Where Fixed-Size Chunking Shines
It’s tempting to jump straight to semantic chunking, but fixed-size has legitimate advantages:
- Predictable embedding costs: Every chunk takes roughly the same compute. Budget forecasting is trivial.
- Uniform vector storage: Consistent document count per original page makes index management easier.
- Great for uniform content: FAQs, product catalogs, news articles — content without complex hierarchical structure benefits little from semantic splitting.
- Fast iteration: When you’re prototyping, you want to get chunks into a vector store in minutes, not hours.
Pitfalls to Watch For
Mid-sentence splits are the most common complaint. If chunk N ends mid-sentence, the embedding model will produce a weaker representation because the semantic unit is incomplete. Using sentence-boundary-aware splitting (still fixed-size but only splitting at sentence boundaries within a token range) mitigates this.
Tables and code blocks break badly with fixed-size chunking. A code function split across two chunks loses its meaning entirely. Consider detecting these structures and treating them as atomic units — don’t split inside them.

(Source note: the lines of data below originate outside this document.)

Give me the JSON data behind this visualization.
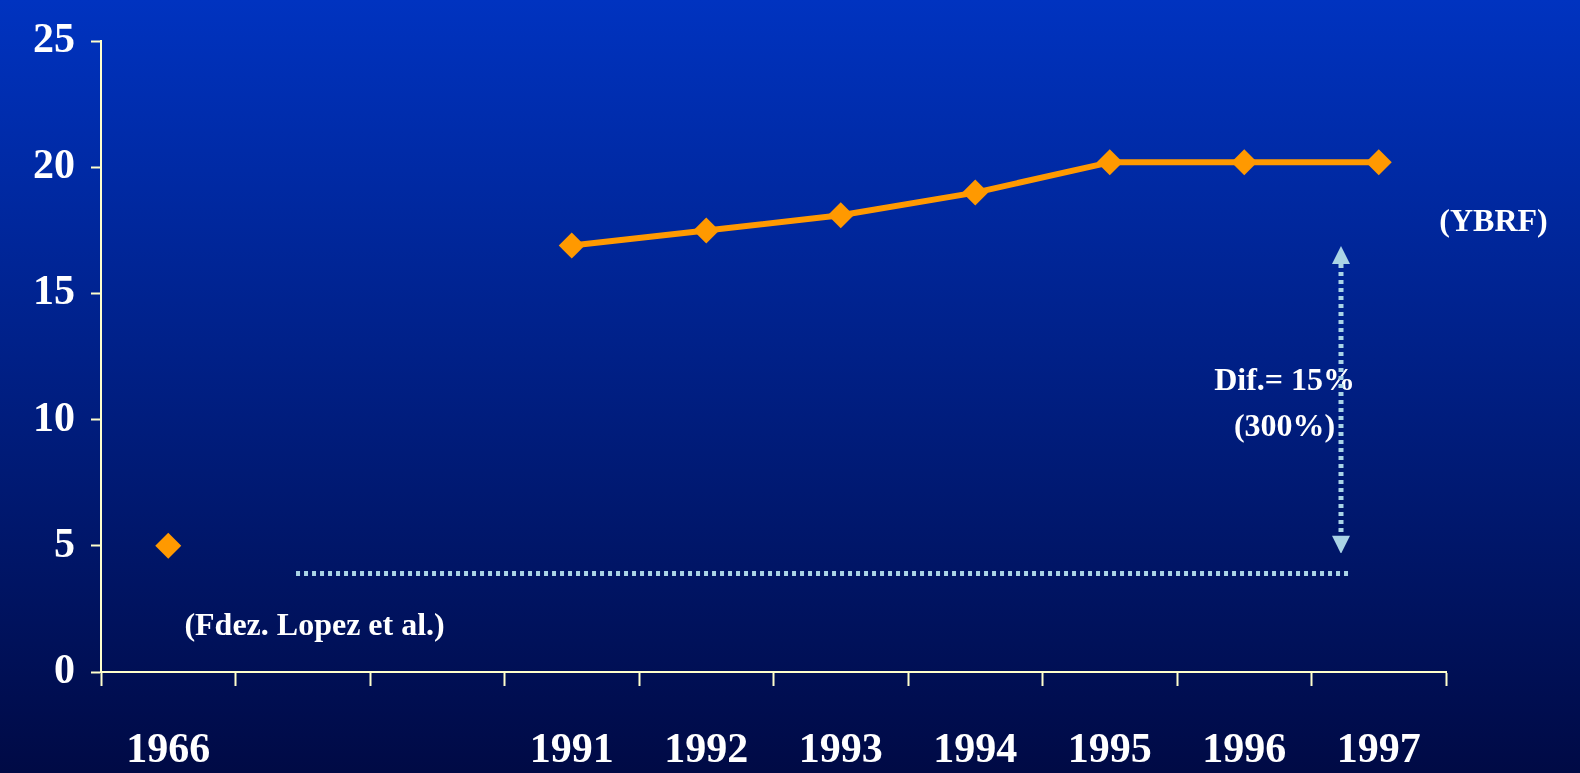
{
  "chart_data": {
    "type": "line",
    "categories": [
      "1966",
      null,
      null,
      "1991",
      "1992",
      "1993",
      "1994",
      "1995",
      "1996",
      "1997"
    ],
    "series": [
      {
        "color": "#ff9900",
        "values": [
          5,
          null,
          null,
          16.9,
          17.5,
          18.1,
          19.0,
          20.2,
          20.2,
          20.2
        ]
      }
    ],
    "ylim": [
      0,
      25
    ],
    "yticks": [
      0,
      5,
      10,
      15,
      20,
      25
    ],
    "marker": "diamond",
    "line_style": "solid",
    "grid": false,
    "legend": false,
    "ref_lines": [
      {
        "axis": "y",
        "value": 3.9,
        "color": "#aad4e6",
        "line_style": "dotted"
      }
    ],
    "annotations": [
      "Dif.= 15%\n(300%)",
      "(YBRF)",
      "(Fdez. Lopez et al.)"
    ]
  }
}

Identical overlap regions inflate your vector index. If you have 20% overlap and 1 million chunks, you’re embedding and storing roughly 200,000 token-equivalents of pure duplicates. This adds cost and can create retrieval noise where the top-K results return the same content from adjacent overlapping chunks.
Deduplication After Chunking
One practical improvement: after generating chunks with overlap, run a post-processing step to detect near-duplicate chunks and remove them. FAISS’s range search or simple MinHash can identify chunks with >80% token overlap.
2025 Trend: Adaptive Fixed-Size
The latest production systems don’t use a single fixed size globally. Instead, they set size by content type:
CHUNK_CONFIGS = { "narrative": {"size": 512, "overlap": 64}, "technical_doc": {"size": 768, "overlap": 100}, "faq": {"size": 256, "overlap": 0}, "code": {"size": 400, "overlap": 0}, # never split mid-function}
def chunk_document(text, doc_type): config = CHUNK_CONFIGS.get(doc_type, {"size": 512, "overlap": 64}) return TokenTextSplitter(**config).split_text(text)This hybrid approach keeps the simplicity of fixed-size while acknowledging that a single setting never generalizes perfectly.
Implementation Checklist
- Decide on token vs character splitting based on your embedding model
- Set overlap to 10–15% of chunk size as starting point
- Handle code blocks and tables as atomic chunks
- Benchmark recall on a gold set of 50+ Q&A pairs
- Monitor for duplicate top-K results caused by overlapping chunks
- Consider per-content-type size configs once baseline is working
Fixed-size chunking is the right starting point for almost every RAG project. Get this working first, measure, then decide if more complex strategies are worth the added maintenance overhead.